Quiero decir, solo mire los nombres y las ciudades que Miami absorbió en su pantano. Comprenda los tesoros locales que saquearon para alimentar su lujuria por los trofeos, todo en tres años. Eso no es un equipo ahí arriba; eso es un borrador de fantasía.

Cuando construyes un equipo de mercenarios, tus fans hacen lo mismo. Las sutilezas y los matices ganados de los viejos odios se han ido, reemplazados en su lugar por un disgusto y celos cojos y mezquinos.

Los dejo con una imagen final, una formada recientemente a raíz de títulos consecutivos del Heat, en un punto en el que ni siquiera yo pude abuchear a Lebron. Era un partido de Golden State y Heat, y lo estaba viendo con mi amigo Nathan, quien, desde el Área de la Bahía, me dio una excusa válida para volver a ver abiertamente mi odio en el Heat y, en ese momento, encontré algo. peor que el odio.

No senti nada.

El Heat ya no era un equipo digno de mi desprecio.

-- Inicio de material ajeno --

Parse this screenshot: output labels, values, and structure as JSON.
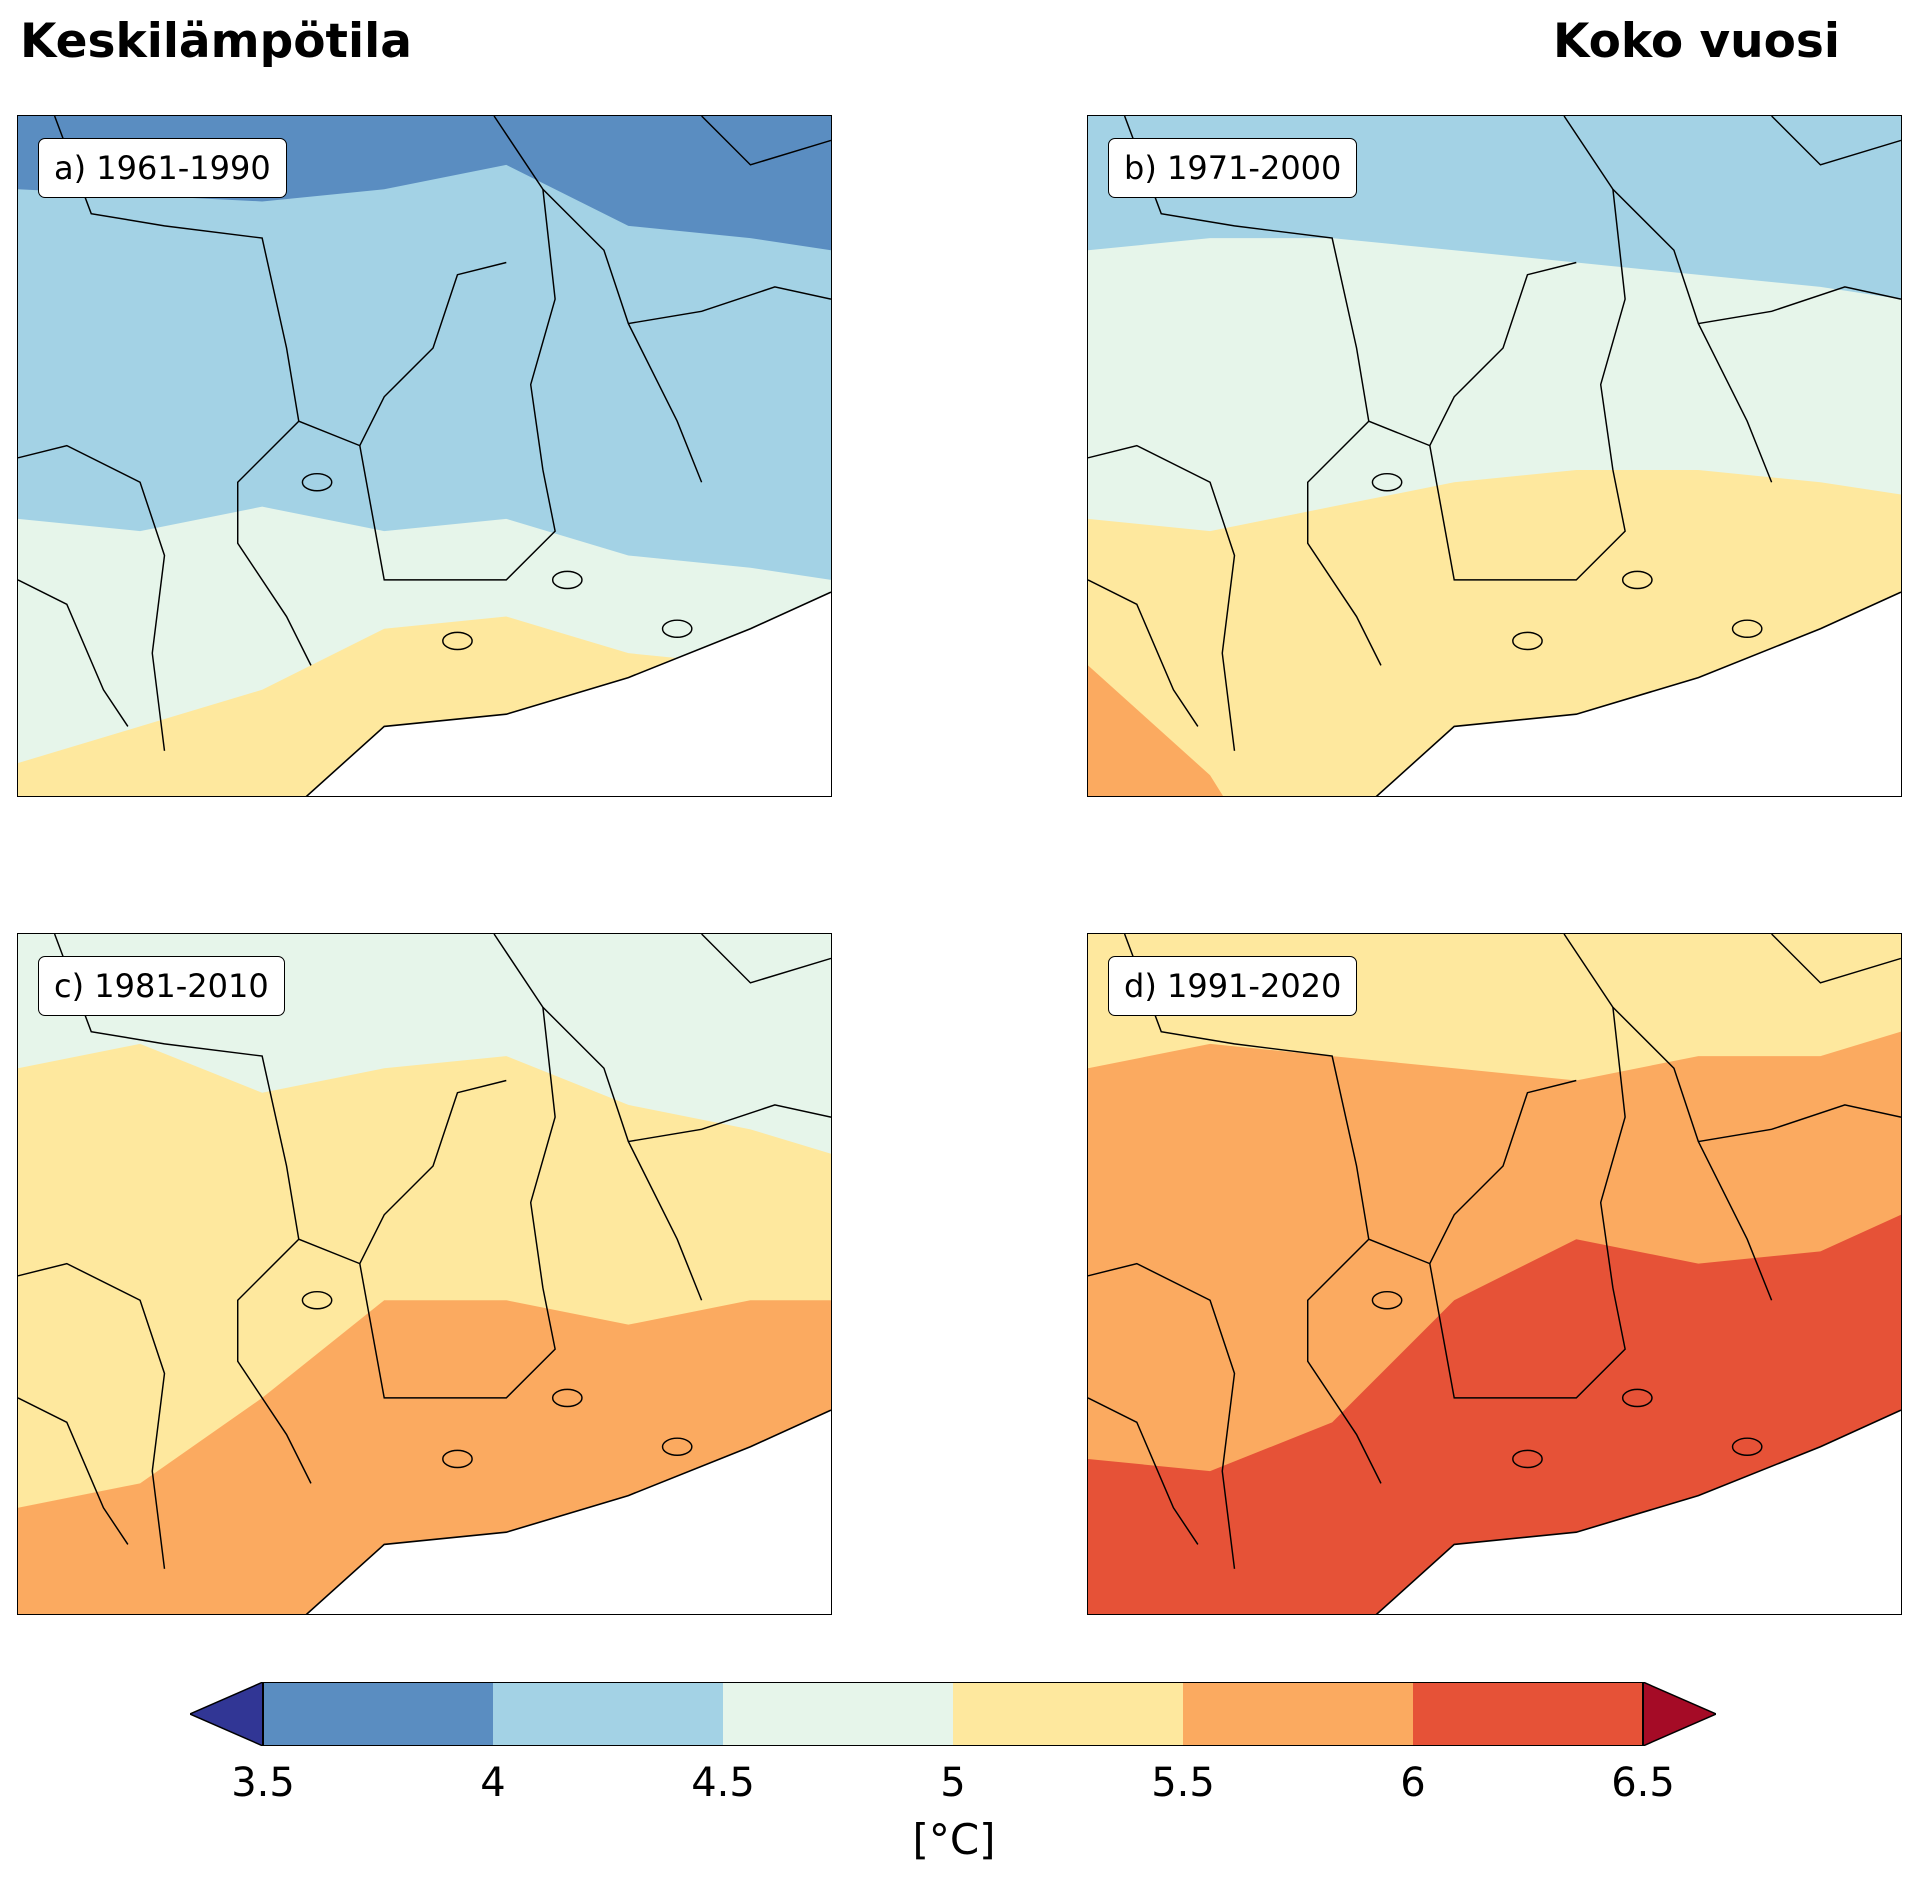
{
  "title_left": "Keskilämpötila",
  "title_right": "Koko vuosi",
  "colors": {
    "below": "#313695",
    "c1": "#5a8dc1",
    "c2": "#a3d2e5",
    "c3": "#e6f5ea",
    "c4": "#fee89e",
    "c5": "#fbaa60",
    "c6": "#e65237",
    "above": "#a50b26",
    "sea": "#ffffff",
    "border": "#000000"
  },
  "panels": [
    {
      "label": "a) 1961-1990",
      "bands": [
        "c1",
        "c2",
        "c3",
        "c4"
      ]
    },
    {
      "label": "b) 1971-2000",
      "bands": [
        "c2",
        "c3",
        "c4",
        "c5"
      ]
    },
    {
      "label": "c) 1981-2010",
      "bands": [
        "c3",
        "c4",
        "c5"
      ]
    },
    {
      "label": "d) 1991-2020",
      "bands": [
        "c4",
        "c5",
        "c6"
      ]
    }
  ],
  "colorbar": {
    "ticks": [
      "3.5",
      "4",
      "4.5",
      "5",
      "5.5",
      "6",
      "6.5"
    ],
    "unit": "[°C]",
    "extend": "both"
  }
}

Ni siquiera eran un equipo. Eran una asamblea de jugadores entrenados y contratados a tasas por debajo del valor para producir un campeonato. Eran una empresa en la cancha e, incluso cuando Golden State se adelantó, vi algo que nunca pensé que vería.

En Miami abucheaban a Lebron.

Había fallado dos tiros libres en un arranque de mala suerte, y allí, en su propio estadio, lo abuchearon. Contexto olvidado, grandeza ignorada, Lebron James, tan a menudo vilipendiado como un traidor, se encontró traicionado por el inconstante público que se atrevía a llamarse fanáticos.

Fue poético en cierto modo. Cualquier otro equipo tendría la suerte de tener a Lebron, y Cleveland habría muerto para retenerlo. Y, sin embargo, aquí, en la misma ciudad que celebró sus triunfos, dejó caer los hombros, interrumpido por fanáticos que no merecían su grandeza.

Así que ahora, cuando digo que odio al Heat, no lo confunda con las rivalidades doradas del pasado. Los fanáticos del Heat no serán fanáticos del Heat para siempre; como las cucarachas, sobrevivirán al equipo, solo para encontrar nuevas glorias que saquear, nuevos equipos a los que subir al carro y nuevas camisetas para comprar.

Solo debes saber que Boston te odia, Miami. Pero no de la forma que nos gusta. Y no por las razones que crees.